The new Chevrolet Camaro ZL1 is the fastest Camaro ever. With a 580-horsepower supercharged V8, it goes from 0-to-60 miles per hour in under 4 seconds. The acceleration in the new model is unreal, but a great car is about more than just speed, right? It's about style and character. It's about how it makes you feel. And that's where the 1968 Camaro comes in. It's not going to challenge the ZL1 on the drag strip, but just look at it -- it's a classic. They definitely don't make them like that anymore.
So which one's better? The newer, faster Camaro? Or the one with a few miles on the clock? We took them for a spin to find out.
Behind the Wheel
Inside the '68 Camaro, it's clear how far we've come since it debuted. There are three sliders for the climate control, and the dash slants away from the driver, instead of toward -- pretty basic stuff. At the same time, there are some nice touches here that show that the Camaro was a special car. Check out the deeply hooded gauges, which you'll see imitated in the newer model. You've got to love the cursive Camaro name on the glove box; the new model doesn't feature that.
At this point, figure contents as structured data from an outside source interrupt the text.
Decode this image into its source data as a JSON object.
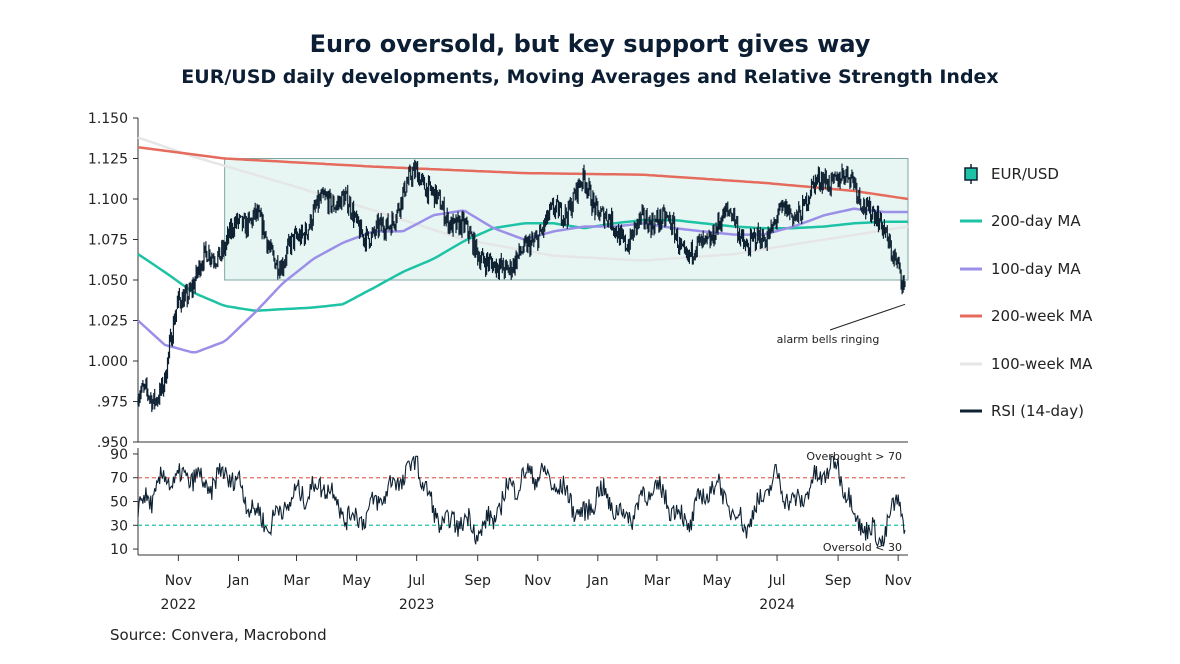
{
  "title": "Euro oversold, but key support gives way",
  "subtitle": "EUR/USD daily developments, Moving Averages and Relative Strength Index",
  "source": "Source: Convera, Macrobond",
  "colors": {
    "eurusd": "#0f2233",
    "ma200d": "#1ec2a5",
    "ma100d": "#9b8fe8",
    "ma200w": "#e56b5d",
    "ma100w": "#e6e6e6",
    "rsi": "#0f2233",
    "range_fill": "#e7f6f3",
    "range_stroke": "#7fa6a3",
    "overbought_line": "#e56b5d",
    "oversold_line": "#1ec2a5"
  },
  "chart_data": [
    {
      "type": "line",
      "name": "price-panel",
      "ylim": [
        0.95,
        1.15
      ],
      "ytick_labels": [
        "1.150",
        "1.125",
        "1.100",
        "1.075",
        "1.050",
        "1.025",
        "1.000",
        ".975",
        ".950"
      ],
      "yticks": [
        1.15,
        1.125,
        1.1,
        1.075,
        1.05,
        1.025,
        1.0,
        0.975,
        0.95
      ],
      "xlim": [
        "2022-10-05",
        "2024-11-25"
      ],
      "x_month_labels": [
        "Nov",
        "Jan",
        "Mar",
        "May",
        "Jul",
        "Sep",
        "Nov",
        "Jan",
        "Mar",
        "May",
        "Jul",
        "Sep",
        "Nov"
      ],
      "x_month_dates": [
        "2022-11-15",
        "2023-01-15",
        "2023-03-15",
        "2023-05-15",
        "2023-07-15",
        "2023-09-15",
        "2023-11-15",
        "2024-01-15",
        "2024-03-15",
        "2024-05-15",
        "2024-07-15",
        "2024-09-15",
        "2024-11-15"
      ],
      "x_year_labels": [
        "2022",
        "2023",
        "2024"
      ],
      "x_year_dates": [
        "2022-11-15",
        "2023-07-15",
        "2024-07-15"
      ],
      "range_box": {
        "x_start": "2023-01-01",
        "x_end": "2024-11-25",
        "y_low": 1.05,
        "y_high": 1.125
      },
      "annotation": {
        "text": "alarm bells ringing",
        "points_to": {
          "x": "2024-11-22",
          "y": 1.035
        }
      },
      "series": [
        {
          "name": "EUR/USD",
          "x": [
            "2022-10-05",
            "2022-10-20",
            "2022-11-01",
            "2022-11-15",
            "2022-12-01",
            "2022-12-15",
            "2023-01-01",
            "2023-01-15",
            "2023-02-01",
            "2023-02-15",
            "2023-03-01",
            "2023-03-15",
            "2023-04-01",
            "2023-04-15",
            "2023-05-01",
            "2023-05-15",
            "2023-06-01",
            "2023-06-15",
            "2023-07-01",
            "2023-07-15",
            "2023-08-01",
            "2023-08-15",
            "2023-09-01",
            "2023-09-15",
            "2023-10-01",
            "2023-10-15",
            "2023-11-01",
            "2023-11-15",
            "2023-12-01",
            "2023-12-15",
            "2024-01-01",
            "2024-01-15",
            "2024-02-01",
            "2024-02-15",
            "2024-03-01",
            "2024-03-15",
            "2024-04-01",
            "2024-04-15",
            "2024-05-01",
            "2024-05-15",
            "2024-06-01",
            "2024-06-15",
            "2024-07-01",
            "2024-07-15",
            "2024-08-01",
            "2024-08-15",
            "2024-09-01",
            "2024-09-15",
            "2024-10-01",
            "2024-10-15",
            "2024-11-01",
            "2024-11-15",
            "2024-11-22"
          ],
          "values": [
            0.98,
            0.975,
            0.99,
            1.035,
            1.05,
            1.065,
            1.07,
            1.085,
            1.09,
            1.07,
            1.06,
            1.075,
            1.09,
            1.1,
            1.1,
            1.085,
            1.075,
            1.085,
            1.1,
            1.12,
            1.1,
            1.09,
            1.08,
            1.07,
            1.055,
            1.06,
            1.065,
            1.08,
            1.09,
            1.095,
            1.11,
            1.095,
            1.08,
            1.075,
            1.085,
            1.09,
            1.08,
            1.065,
            1.07,
            1.085,
            1.09,
            1.07,
            1.075,
            1.09,
            1.09,
            1.1,
            1.115,
            1.11,
            1.115,
            1.09,
            1.085,
            1.055,
            1.04
          ]
        },
        {
          "name": "200-day MA",
          "x": [
            "2022-10-05",
            "2022-11-01",
            "2022-12-01",
            "2023-01-01",
            "2023-02-01",
            "2023-03-01",
            "2023-04-01",
            "2023-05-01",
            "2023-06-01",
            "2023-07-01",
            "2023-08-01",
            "2023-09-01",
            "2023-10-01",
            "2023-11-01",
            "2023-12-01",
            "2024-01-01",
            "2024-02-01",
            "2024-03-01",
            "2024-04-01",
            "2024-05-01",
            "2024-06-01",
            "2024-07-01",
            "2024-08-01",
            "2024-09-01",
            "2024-10-01",
            "2024-11-01",
            "2024-11-25"
          ],
          "values": [
            1.066,
            1.055,
            1.042,
            1.034,
            1.031,
            1.032,
            1.033,
            1.035,
            1.045,
            1.055,
            1.063,
            1.074,
            1.082,
            1.085,
            1.085,
            1.082,
            1.085,
            1.087,
            1.087,
            1.085,
            1.083,
            1.082,
            1.082,
            1.083,
            1.085,
            1.086,
            1.086
          ]
        },
        {
          "name": "100-day MA",
          "x": [
            "2022-10-05",
            "2022-11-01",
            "2022-12-01",
            "2023-01-01",
            "2023-02-01",
            "2023-03-01",
            "2023-04-01",
            "2023-05-01",
            "2023-06-01",
            "2023-07-01",
            "2023-08-01",
            "2023-09-01",
            "2023-10-01",
            "2023-11-01",
            "2023-12-01",
            "2024-01-01",
            "2024-02-01",
            "2024-03-01",
            "2024-04-01",
            "2024-05-01",
            "2024-06-01",
            "2024-07-01",
            "2024-08-01",
            "2024-09-01",
            "2024-10-01",
            "2024-11-01",
            "2024-11-25"
          ],
          "values": [
            1.025,
            1.01,
            1.005,
            1.012,
            1.03,
            1.048,
            1.063,
            1.073,
            1.08,
            1.08,
            1.09,
            1.093,
            1.082,
            1.075,
            1.08,
            1.083,
            1.083,
            1.085,
            1.082,
            1.08,
            1.078,
            1.078,
            1.083,
            1.09,
            1.094,
            1.092,
            1.092
          ]
        },
        {
          "name": "200-week MA",
          "x": [
            "2022-10-05",
            "2023-01-01",
            "2023-06-01",
            "2023-11-01",
            "2024-03-01",
            "2024-07-01",
            "2024-10-01",
            "2024-11-25"
          ],
          "values": [
            1.132,
            1.125,
            1.12,
            1.116,
            1.115,
            1.11,
            1.105,
            1.1
          ]
        },
        {
          "name": "100-week MA",
          "x": [
            "2022-10-05",
            "2022-12-01",
            "2023-03-01",
            "2023-06-01",
            "2023-09-01",
            "2023-12-01",
            "2024-03-01",
            "2024-06-01",
            "2024-09-01",
            "2024-11-25"
          ],
          "values": [
            1.138,
            1.126,
            1.11,
            1.093,
            1.075,
            1.065,
            1.062,
            1.066,
            1.075,
            1.083
          ]
        }
      ]
    },
    {
      "type": "line",
      "name": "rsi-panel",
      "ylim": [
        5,
        95
      ],
      "ytick_labels": [
        "90",
        "70",
        "50",
        "30",
        "10"
      ],
      "yticks": [
        90,
        70,
        50,
        30,
        10
      ],
      "overbought": {
        "value": 70,
        "label": "Overbought > 70"
      },
      "oversold": {
        "value": 30,
        "label": "Oversold < 30"
      },
      "series": [
        {
          "name": "RSI (14-day)",
          "x": [
            "2022-10-05",
            "2022-10-20",
            "2022-11-01",
            "2022-11-15",
            "2022-12-01",
            "2022-12-15",
            "2023-01-01",
            "2023-01-15",
            "2023-02-01",
            "2023-02-15",
            "2023-03-01",
            "2023-03-15",
            "2023-04-01",
            "2023-04-15",
            "2023-05-01",
            "2023-05-15",
            "2023-06-01",
            "2023-06-15",
            "2023-07-01",
            "2023-07-15",
            "2023-08-01",
            "2023-08-15",
            "2023-09-01",
            "2023-09-15",
            "2023-10-01",
            "2023-10-15",
            "2023-11-01",
            "2023-11-15",
            "2023-12-01",
            "2023-12-15",
            "2024-01-01",
            "2024-01-15",
            "2024-02-01",
            "2024-02-15",
            "2024-03-01",
            "2024-03-15",
            "2024-04-01",
            "2024-04-15",
            "2024-05-01",
            "2024-05-15",
            "2024-06-01",
            "2024-06-15",
            "2024-07-01",
            "2024-07-15",
            "2024-08-01",
            "2024-08-15",
            "2024-09-01",
            "2024-09-15",
            "2024-10-01",
            "2024-10-15",
            "2024-11-01",
            "2024-11-15",
            "2024-11-22"
          ],
          "values": [
            45,
            55,
            70,
            68,
            72,
            60,
            75,
            65,
            40,
            30,
            45,
            55,
            60,
            65,
            40,
            35,
            45,
            60,
            70,
            85,
            40,
            30,
            35,
            25,
            35,
            60,
            70,
            75,
            65,
            55,
            35,
            60,
            45,
            35,
            55,
            60,
            45,
            30,
            55,
            65,
            40,
            30,
            55,
            70,
            45,
            60,
            75,
            80,
            40,
            25,
            20,
            55,
            30
          ]
        }
      ]
    }
  ],
  "legend": [
    {
      "label": "EUR/USD",
      "key": "eurusd",
      "kind": "candle"
    },
    {
      "label": "200-day MA",
      "key": "ma200d",
      "kind": "line"
    },
    {
      "label": "100-day MA",
      "key": "ma100d",
      "kind": "line"
    },
    {
      "label": "200-week MA",
      "key": "ma200w",
      "kind": "line"
    },
    {
      "label": "100-week MA",
      "key": "ma100w",
      "kind": "line"
    },
    {
      "label": "RSI (14-day)",
      "key": "rsi",
      "kind": "line"
    }
  ]
}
In the Camaro ZL1, the dashboard curves out to meet your hand, putting most controls easily within reach. The standard 7-inch touchscreen with smartphone integration gives you the technology of a luxury car. The seats have headrests and side bolsters, which definitely represent progress. Visibility is, however, much better in the older car; you can barely see out of the new one, and the new dash looks a bit generic.
Come to think of it, the old dash looked generic, too. We assume that's just the way muscle cars are. Let's call it a tie.
Pedal to the Metal
When you open up the '68 Camaro's 327-cubic-inch V8, banging through the Muncie 4-speed's trusty gears, the '60s come roaring back like they never left. Nothing today produces the primal growl of a vintage small-block V8, even one with a relatively modest 275 hp. That's a big part of any old muscle car's appeal right there -- the noise it makes when your foot's in it. Does it matter that you need about 7.5 seconds to hit 60 mph? That depends on your priorities, but a little dose of that sweet noise can go a long way.
The ZL1, on the other hand, is a rocket ship. It's so fast we're not even sure it should be legal. Thanks to 376 cu in, a supercharger and a few decades of progress, the ZL1's V8 makes more than twice the power of the old 327. It's like having your own personal teleporter -- any time you want to get away, just squeeze the gas and you're gone. And it sounds darn good, too.
So who has the advantage? We're going to have to say the new model wins this category.
Which Is Better?
We need to talk about styling before we're done. Not to spoil the surprise, but this category definitely favors the old guy. The first-generation Chevrolet Camaro is a real icon of automotive design, from its beautifully blunt nose to those gorgeous hips running from the driver's door all the way to the tail. It's one of the prettiest things Chevy has ever made. The new model tries to match those hips, but it's somehow not convincing. The partially concealed headlights aren't as cool as the big round ones on the original model. Don't get us wrong: The new car's a head-turner, but the '68 Camaro is a classic for a reason.
Then there's price. A 327 in great shape will set you back about $25,000-$30,000, but let's say you want to step up to the more powerful SS. If you find a nice 396, which make anywhere from 325 hp to 375 hp, you're looking at maybe $50,000-$60,000. Now we're getting up near a new ZL1, which costs about $55,000. The ZL1 also comes with a warranty, by the way; for the old model, your wallet's the warranty.
So which would you rather own -- a piece of automotive history or one of the fastest cars in the world? We would probably grab a 327 plus a new Camaro SS for the same price as a ZL1. Any way you slice it, choosing between these cars is an excellent problem to have.